More grist for the mill: In the task's log: > slurmstepd: error: *** JOB 2429631 ON knod0189 CANCELLED AT 2017-04-10T13:00:02 DUE TO NODE FAILURE, SEE SLURMCTLD LOG FOR DETAILS *** In the (perfectly healthy) knod0189's log: > 2017-04-10T12:59:54+08:00 knod0189 slurmstepd[708]: debug: jag_common_poll_data: Task average frequency = 20872 pid 712 mem size 30440920 48388512 time 108702.970000(82370+26332) > 2017-04-10T13:00:02+08:00 knod0189 slurmd[15735]: debug: _rpc_terminate_job, uid = 601 > 2017-04-10T13:00:02+08:00 knod0189 slurmd[15735]: debug: task_p_slurmd_release_resources: 2429631 > 2017-04-10T13:00:02+08:00 knod0189 slurmd[15735]: debug: credential for job 2429631 revoked > 2017-04-10T13:00:02+08:00 knod0189 slurmstepd[708]: debug: Handling REQUEST_SIGNAL_CONTAINER > 2017-04-10T13:00:02+08:00 knod0189 slurmstepd[708]: debug: _handle_signal_container for step=2429631.4294967294 uid=0 signal=998 > 2017-04-10T13:00:02+08:00 knod0189 slurmstepd[708]: error: *** JOB 2429631 ON knod0189 CANCELLED AT 2017-04-10T13:00:02 DUE TO NODE FAILURE, SEE SLURMCTLD LOG FOR DETAILS *** In slurmctld.log: > [2017-04-10T13:00:02.112] Reconfigure signal (SIGHUP) received > [2017-04-10T13:00:02.244] error: read_slurm_conf: default partition not set. > [2017-04-10T13:00:02.267] restoring original state of nodes > [2017-04-10T13:00:02.267] restoring original partition state > [2017-04-10T13:00:02.268] cons_res: select_p_node_init > [2017-04-10T13:00:02.269] cons_res: preparing for 67 partitions > [2017-04-10T13:00:02.333] Killing job 2429631 on DOWN node knod0236 > [2017-04-10T13:00:02.334] _sync_nodes_to_jobs updated state of 1 nodes > [2017-04-10T13:00:02.337] _sync_nodes_to_comp_job: Job 2429631 in completing state > [2017-04-10T13:00:02.337] error: Node knod0189 run_job_cnt underflow in make_node_comp > [2017-04-10T13:00:02.337] error: Node knod0189 no_share_job_cnt underflow in make_node_comp > [2017-04-10T13:00:02.337] _sync_nodes_to_comp_job: completing 1 jobs > ... > [2017-04-10T13:00:05.802] job_complete: JobID=2428544_21(2429631) State=0x8007 NodeCnt=1 WTERMSIG 15 I find it interesting just how *quickly* the killing stroke occurs. Almost like it's making a decision before it's even unpacked all its previous state. To the best of our knowledge, we'd removed 20 nodes from slurm.conf since the previous reload.

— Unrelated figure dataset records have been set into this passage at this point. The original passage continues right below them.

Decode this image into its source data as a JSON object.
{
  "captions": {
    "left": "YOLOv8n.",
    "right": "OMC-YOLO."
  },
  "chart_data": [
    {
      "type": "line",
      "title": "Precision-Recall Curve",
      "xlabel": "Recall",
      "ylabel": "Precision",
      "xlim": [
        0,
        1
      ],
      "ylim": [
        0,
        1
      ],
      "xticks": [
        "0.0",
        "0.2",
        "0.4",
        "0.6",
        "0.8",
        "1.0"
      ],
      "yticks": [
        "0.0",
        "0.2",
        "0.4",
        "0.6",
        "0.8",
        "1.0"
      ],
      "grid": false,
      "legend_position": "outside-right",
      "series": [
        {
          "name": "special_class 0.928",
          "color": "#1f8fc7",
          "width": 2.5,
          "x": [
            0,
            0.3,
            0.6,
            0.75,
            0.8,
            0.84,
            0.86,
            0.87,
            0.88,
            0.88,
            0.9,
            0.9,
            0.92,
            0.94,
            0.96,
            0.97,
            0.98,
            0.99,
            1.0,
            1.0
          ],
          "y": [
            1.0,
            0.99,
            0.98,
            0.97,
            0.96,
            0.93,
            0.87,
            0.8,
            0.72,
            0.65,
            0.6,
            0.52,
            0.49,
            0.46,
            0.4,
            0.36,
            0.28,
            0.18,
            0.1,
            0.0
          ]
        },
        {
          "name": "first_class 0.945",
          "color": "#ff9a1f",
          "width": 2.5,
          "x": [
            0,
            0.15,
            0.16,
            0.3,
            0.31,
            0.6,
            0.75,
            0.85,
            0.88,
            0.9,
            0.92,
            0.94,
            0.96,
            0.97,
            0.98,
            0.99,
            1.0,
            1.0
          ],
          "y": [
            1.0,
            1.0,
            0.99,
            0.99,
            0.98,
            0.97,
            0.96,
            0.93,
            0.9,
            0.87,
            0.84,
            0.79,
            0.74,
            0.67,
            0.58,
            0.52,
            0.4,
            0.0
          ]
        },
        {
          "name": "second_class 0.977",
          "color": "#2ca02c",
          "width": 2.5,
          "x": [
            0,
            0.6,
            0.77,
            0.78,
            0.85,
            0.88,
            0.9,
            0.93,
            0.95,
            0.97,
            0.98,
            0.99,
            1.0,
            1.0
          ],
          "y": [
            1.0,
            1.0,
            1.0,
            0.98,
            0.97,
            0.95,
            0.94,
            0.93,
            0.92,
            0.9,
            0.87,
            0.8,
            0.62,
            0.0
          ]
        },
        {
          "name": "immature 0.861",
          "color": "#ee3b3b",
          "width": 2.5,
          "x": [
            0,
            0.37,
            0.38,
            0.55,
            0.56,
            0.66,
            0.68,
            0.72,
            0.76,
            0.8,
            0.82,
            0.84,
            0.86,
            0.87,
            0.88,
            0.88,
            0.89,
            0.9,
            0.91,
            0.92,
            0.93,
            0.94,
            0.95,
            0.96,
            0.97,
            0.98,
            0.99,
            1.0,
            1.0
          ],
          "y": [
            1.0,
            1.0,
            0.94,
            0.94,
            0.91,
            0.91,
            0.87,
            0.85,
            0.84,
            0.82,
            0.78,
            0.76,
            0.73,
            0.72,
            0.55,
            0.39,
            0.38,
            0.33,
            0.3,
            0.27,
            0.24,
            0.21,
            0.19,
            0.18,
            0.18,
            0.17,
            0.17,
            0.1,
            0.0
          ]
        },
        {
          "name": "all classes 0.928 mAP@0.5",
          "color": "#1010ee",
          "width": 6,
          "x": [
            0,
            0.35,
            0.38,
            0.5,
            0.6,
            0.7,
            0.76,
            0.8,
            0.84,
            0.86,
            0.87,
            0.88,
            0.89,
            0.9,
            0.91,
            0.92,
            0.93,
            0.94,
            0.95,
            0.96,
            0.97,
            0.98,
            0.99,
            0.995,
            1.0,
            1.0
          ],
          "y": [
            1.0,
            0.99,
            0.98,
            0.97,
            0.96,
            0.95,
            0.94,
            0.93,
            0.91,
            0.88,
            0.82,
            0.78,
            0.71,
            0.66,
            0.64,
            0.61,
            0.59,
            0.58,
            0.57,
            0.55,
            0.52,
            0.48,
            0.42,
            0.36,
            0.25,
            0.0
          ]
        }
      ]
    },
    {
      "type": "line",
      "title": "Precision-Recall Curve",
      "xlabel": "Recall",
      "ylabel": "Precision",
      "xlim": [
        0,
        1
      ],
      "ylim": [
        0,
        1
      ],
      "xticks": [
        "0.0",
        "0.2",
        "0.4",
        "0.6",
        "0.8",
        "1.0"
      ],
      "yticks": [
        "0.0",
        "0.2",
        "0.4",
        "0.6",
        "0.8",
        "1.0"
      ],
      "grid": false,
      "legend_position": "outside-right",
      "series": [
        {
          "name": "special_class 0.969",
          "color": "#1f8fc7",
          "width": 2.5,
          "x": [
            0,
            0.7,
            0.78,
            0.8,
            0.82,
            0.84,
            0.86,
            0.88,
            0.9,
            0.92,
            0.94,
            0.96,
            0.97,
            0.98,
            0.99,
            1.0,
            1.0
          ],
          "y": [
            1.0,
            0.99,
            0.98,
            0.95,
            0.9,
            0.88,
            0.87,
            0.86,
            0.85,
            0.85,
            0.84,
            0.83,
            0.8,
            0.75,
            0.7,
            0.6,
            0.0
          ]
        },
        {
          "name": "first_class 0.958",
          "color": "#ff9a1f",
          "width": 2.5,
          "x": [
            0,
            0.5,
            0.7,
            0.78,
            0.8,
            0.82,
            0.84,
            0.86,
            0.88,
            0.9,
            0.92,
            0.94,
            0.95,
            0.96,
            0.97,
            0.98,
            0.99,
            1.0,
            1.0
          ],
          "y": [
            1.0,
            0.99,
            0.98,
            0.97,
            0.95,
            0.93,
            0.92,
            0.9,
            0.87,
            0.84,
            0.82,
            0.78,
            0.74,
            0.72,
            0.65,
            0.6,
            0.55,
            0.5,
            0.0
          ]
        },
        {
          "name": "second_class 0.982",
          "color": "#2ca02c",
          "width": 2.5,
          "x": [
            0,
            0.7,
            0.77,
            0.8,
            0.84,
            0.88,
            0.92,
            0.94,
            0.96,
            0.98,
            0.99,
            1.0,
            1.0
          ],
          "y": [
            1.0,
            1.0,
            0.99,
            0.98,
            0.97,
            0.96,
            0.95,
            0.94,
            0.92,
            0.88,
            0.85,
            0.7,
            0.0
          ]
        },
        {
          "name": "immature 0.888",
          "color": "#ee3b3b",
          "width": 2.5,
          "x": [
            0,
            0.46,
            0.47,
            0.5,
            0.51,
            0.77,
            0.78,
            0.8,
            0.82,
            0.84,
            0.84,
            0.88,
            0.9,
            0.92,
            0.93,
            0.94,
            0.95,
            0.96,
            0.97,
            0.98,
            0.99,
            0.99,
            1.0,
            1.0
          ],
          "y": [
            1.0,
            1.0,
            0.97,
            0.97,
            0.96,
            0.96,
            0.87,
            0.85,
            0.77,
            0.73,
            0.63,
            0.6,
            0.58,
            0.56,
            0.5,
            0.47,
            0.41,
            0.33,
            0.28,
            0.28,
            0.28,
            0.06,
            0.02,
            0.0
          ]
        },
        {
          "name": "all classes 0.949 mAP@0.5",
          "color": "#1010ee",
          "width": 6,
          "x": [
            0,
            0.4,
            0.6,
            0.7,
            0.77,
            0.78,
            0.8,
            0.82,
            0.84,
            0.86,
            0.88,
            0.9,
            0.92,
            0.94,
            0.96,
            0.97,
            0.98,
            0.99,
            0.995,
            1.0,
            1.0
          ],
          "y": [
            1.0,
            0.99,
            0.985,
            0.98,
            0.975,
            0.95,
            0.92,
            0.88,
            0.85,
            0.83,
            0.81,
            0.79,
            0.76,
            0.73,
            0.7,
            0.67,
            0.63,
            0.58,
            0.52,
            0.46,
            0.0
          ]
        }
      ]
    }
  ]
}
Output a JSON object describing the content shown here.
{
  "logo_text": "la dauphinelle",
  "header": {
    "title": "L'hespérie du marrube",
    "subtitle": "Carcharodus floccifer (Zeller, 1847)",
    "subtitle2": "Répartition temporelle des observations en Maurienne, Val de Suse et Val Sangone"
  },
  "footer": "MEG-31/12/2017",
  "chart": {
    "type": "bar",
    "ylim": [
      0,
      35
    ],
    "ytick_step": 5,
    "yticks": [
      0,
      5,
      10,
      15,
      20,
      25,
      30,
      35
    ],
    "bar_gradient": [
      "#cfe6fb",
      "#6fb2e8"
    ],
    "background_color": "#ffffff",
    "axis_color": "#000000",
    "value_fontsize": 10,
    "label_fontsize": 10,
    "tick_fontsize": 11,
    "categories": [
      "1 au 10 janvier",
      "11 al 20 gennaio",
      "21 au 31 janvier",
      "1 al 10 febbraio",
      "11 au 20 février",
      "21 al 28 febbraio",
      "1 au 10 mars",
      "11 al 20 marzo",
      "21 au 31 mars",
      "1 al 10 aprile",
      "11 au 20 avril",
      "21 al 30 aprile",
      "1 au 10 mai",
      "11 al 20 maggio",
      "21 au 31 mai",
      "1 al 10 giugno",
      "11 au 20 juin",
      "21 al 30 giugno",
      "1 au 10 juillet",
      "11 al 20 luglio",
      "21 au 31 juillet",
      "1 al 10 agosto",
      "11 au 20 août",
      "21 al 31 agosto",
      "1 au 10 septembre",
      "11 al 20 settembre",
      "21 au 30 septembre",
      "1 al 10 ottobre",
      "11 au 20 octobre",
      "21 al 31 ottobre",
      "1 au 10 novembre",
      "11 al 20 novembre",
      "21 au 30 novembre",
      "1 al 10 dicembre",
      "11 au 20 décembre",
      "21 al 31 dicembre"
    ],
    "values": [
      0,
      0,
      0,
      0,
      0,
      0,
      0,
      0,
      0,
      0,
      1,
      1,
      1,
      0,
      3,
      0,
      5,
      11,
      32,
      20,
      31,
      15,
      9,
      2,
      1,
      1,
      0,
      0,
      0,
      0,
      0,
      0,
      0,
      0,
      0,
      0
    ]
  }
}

Phil, For this bug I made a patch that logs all the down nodes on a slurmctld startup so there's no question as to what the controller considers as "down". This includes both nodes in a down state that were read in from the state file, as well as nodes marked as down in the slurm.conf file. Here's what the log line looks like: Down nodes: knod[0236,1234] Here's the commit: https://github.com/SchedMD/slurm/commit/d8e953946d9bfcc02412b1a72c1efc6be25aede8 This patch has been checked into the master branch but should patch cleanly into 16.05 and beyond if you'd like to back port it. Hopefully, you will find this patch helpful. Regards. Tim
Phil, Am I okay to resolve this bug? Is there any further action needed? Thanks Tim
(In reply to Tim Shaw from comment #35) > > Am I okay to resolve this bug? Is there any further action needed? Maybe I misunderstood your comment #34, but it doesn't sound like it actually fixes anything, only adds some logging? If that's true, then the further action is that we need it to stop killing tasks on nodes that aren't actually down. :) And *especially* not removing them from the queue entirely, which is an unforgivable sin. Our entire workflow relies on being able to trust that tasks never exit the queue except by either (a) completing successfully, or (b) being explicitly canceled by user action. When tasks just vanish, it means part of the job never runs, and we lose data. Lastly, there was the case of the endless once-per-second kill signals being sent for tasks that don't exist. It's not clear whether that caused actual harm or not, but it definitely indicates a system that's deeply confused about its state. Cheers, -Phil
Marking resolved/timedout as discussed.